De la soumission à la renaissance ?
par
Mise en ligne : 31 janvier 2009
Mais pourquoi tant de gens pensent-ils “qu’il n’y a pas d’alternative” ? Comment ont-ils été persuadés que les règles économiques actuelles sont aussi impénétrables qu’intouchables ? Pourquoi admet-on si facilement qu’il est impossible de changer notre système financier, qui s’avère catastrophique, et qu’on ne peut, au mieux, que chercher comment le réglementer ? Bernard Blavette a entrepris de mener l’enquête en faisant appel à quelques penseurs reconnus.
Le bébé humain est en quelque sorte un prématuré : de tous les êtres vivants, il est celui qui parvient à l’âge adulte le plus tardivement, après au moins 15 ans d’apprentissage. Durant cette longue période il va subir quasiment sans défense un conditionnement intense. Dès sa naissance lui seront imposés une langue, une culture, un environnement socio-économique qu’il n’aura pas choisis. Plus tard le milieu familial et le système éducatif lui enseigneront le bien, le beau, le bon, le raisonnable, sans qu’il puisse réaliser que toutes ces notions sont éminemment contingentes et relatives.

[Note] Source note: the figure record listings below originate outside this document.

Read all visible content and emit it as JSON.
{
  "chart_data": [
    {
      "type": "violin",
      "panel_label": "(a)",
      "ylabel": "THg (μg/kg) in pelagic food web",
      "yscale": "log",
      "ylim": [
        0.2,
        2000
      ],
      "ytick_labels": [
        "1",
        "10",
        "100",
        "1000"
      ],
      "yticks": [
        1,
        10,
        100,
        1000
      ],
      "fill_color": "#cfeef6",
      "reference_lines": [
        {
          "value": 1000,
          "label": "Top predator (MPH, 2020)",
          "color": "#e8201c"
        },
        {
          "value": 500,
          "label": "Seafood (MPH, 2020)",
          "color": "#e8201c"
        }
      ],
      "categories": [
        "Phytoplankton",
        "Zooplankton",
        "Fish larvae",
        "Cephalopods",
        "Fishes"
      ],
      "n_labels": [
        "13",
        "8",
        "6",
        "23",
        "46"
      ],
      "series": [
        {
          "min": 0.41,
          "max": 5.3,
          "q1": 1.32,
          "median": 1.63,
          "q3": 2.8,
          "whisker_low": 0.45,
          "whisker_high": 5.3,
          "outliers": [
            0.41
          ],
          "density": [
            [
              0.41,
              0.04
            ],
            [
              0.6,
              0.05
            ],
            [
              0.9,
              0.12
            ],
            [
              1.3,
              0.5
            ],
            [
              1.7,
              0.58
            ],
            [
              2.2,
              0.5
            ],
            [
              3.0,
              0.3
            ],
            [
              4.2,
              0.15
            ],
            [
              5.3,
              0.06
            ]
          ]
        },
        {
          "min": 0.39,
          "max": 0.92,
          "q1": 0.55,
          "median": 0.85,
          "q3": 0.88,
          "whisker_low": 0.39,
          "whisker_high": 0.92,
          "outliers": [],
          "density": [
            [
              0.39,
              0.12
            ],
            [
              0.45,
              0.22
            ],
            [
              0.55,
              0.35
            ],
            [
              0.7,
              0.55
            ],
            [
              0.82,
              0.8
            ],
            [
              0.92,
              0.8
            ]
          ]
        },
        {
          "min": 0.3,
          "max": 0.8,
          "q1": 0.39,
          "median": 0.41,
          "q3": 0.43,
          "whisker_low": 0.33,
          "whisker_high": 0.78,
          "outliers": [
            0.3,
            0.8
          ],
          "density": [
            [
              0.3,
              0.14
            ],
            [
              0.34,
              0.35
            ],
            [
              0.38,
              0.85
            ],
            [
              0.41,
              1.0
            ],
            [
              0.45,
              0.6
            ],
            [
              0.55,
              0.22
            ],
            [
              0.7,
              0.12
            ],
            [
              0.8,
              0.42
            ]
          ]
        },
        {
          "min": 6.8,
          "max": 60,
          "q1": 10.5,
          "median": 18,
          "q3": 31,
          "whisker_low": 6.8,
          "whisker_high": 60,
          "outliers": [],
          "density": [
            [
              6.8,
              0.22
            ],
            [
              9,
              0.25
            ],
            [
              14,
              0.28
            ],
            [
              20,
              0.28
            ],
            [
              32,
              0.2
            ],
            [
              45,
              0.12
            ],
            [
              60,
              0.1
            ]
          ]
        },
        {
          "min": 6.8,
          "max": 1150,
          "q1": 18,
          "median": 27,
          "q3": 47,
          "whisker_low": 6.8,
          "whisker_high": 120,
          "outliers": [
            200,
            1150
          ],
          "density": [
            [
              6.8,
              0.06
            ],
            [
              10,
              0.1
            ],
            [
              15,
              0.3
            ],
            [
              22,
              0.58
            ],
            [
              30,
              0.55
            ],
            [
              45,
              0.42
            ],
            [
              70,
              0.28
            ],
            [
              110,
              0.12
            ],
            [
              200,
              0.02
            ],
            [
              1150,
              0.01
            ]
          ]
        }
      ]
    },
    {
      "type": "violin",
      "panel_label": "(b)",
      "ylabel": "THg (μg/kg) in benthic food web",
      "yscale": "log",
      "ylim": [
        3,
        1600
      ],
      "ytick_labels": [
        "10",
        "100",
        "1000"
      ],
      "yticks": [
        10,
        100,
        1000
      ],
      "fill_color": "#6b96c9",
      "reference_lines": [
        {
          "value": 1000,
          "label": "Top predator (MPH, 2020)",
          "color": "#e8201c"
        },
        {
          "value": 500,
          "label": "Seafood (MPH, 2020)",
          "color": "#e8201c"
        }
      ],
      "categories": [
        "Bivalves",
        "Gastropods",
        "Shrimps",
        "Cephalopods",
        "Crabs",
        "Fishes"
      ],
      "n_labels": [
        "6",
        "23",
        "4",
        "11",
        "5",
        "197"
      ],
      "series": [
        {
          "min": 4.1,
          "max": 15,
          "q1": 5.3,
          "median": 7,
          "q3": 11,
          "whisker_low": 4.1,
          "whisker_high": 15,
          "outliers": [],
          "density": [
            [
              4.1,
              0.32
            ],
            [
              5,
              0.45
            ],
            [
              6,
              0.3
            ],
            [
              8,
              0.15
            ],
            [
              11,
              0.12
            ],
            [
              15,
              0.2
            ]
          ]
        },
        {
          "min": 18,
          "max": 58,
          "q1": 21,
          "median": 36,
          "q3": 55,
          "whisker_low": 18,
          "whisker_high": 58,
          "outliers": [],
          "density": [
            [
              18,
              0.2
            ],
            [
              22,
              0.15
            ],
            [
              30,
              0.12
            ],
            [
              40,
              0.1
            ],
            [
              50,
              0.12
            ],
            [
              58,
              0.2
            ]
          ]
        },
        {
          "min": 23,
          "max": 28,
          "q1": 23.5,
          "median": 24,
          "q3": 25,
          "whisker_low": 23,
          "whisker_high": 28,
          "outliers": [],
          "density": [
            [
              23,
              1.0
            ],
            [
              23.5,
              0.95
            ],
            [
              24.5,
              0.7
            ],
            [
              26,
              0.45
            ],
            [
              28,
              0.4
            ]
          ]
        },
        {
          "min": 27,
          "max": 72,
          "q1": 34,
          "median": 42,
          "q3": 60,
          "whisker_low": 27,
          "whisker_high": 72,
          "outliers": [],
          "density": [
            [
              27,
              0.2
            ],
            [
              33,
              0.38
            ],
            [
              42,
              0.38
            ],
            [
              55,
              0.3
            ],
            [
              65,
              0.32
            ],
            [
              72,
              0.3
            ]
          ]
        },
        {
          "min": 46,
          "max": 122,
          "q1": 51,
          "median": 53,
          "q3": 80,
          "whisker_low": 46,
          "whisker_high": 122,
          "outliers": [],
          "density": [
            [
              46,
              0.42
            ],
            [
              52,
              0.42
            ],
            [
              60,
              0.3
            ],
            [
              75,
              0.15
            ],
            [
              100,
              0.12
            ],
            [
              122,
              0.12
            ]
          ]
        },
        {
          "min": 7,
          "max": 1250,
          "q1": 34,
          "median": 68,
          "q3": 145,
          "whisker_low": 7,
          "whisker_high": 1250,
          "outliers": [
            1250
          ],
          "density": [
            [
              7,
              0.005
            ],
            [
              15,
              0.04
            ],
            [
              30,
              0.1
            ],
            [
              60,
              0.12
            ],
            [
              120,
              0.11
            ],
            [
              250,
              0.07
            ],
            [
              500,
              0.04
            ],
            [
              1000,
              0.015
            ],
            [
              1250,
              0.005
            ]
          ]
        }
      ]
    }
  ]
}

Ainsi, dès la plus tendre enfance, à cette période de la vie où le cerveau est particulièrement réceptif, où les impressions perçues et les expériences vécues génèrent des traces souvent indélébiles, le petit humain est habitué à la soumission, à ne pas remettre en question ce qui lui apparaît comme des évidences.
Les pouvoirs en place, qu’ils soient religieux, politiques ou économiques, vont bien entendu tout faire pour accentuer ces tendances. Pendant plus d’un millénaire le christianisme a exercé une dictature absolue sur les esprits en réglementant la vie des individus de la naissance à la mort, envahissant le domaine de l’art, qui ne pouvait être que religieux, et celui de la science, soumise au joug des dogmes divins.
Aujourd’hui l’humanité ne s’est libérée de la tyrannie des religions révélées (et encore pas sur l’ensemble de la planète) que pour se mettre au service de l’idéologie capitaliste qui, tout comme les religions, se prétend la traduction d’un “ordre naturel supérieur” cette fois, un utilitarisme étroit reposant sur un scientisme réducteur. Une nouvelle oligarchie dominante est née, un nouveau clergé constitué de politiciens, de dirigeants de multinationales, de maffieux, de membres éminents du complexe médiatico-publicitaire…
Selon Albert Camus le stade suprême de l’aliénation est atteint lorsque les dominés, ignorant leur servitude, se considèrent comme des hommes libres [1]. Là se trouve le cœur de la stratégie des nouveaux pouvoirs : on habille les peuples d’un simulacre de démocratie en concédant périodiquement des élections qui se résument au choc de quelques ambitions antagonistes et, entre deux scrutins, aucun contre-pouvoir du fait de la collusion entre partis politiques, de la faiblesse du mouvement social, de l’individualisme généralisé. De plus les nouvelles technologies permettent d’étendre la surveillance : caméras, radars, puces électroniques…
Comme tout pouvoir illégitime, le système dominant a aussi besoin d’une propagande : c’est le rôle dévolu aux médias et à la publicité qui travaillent la main dans la main. Il s’agit pour le complexe médiatico-publicitaire non pas de rendre compte de l’actualité, mais de “fabriquer” celle-ci en mettant l’accent sur des événements souvent dérisoires. Rappelons nous simplement, il y a quelques années, le battage médiatique pendant des semaines autour des frasques sexuelles d’un Président des États-Unis. Ainsi Cornélius Castoriadis pouvait-il affirmer : « Le pire ennemi de la vérité n’est pas le mensonge, mais l’insignifiance ».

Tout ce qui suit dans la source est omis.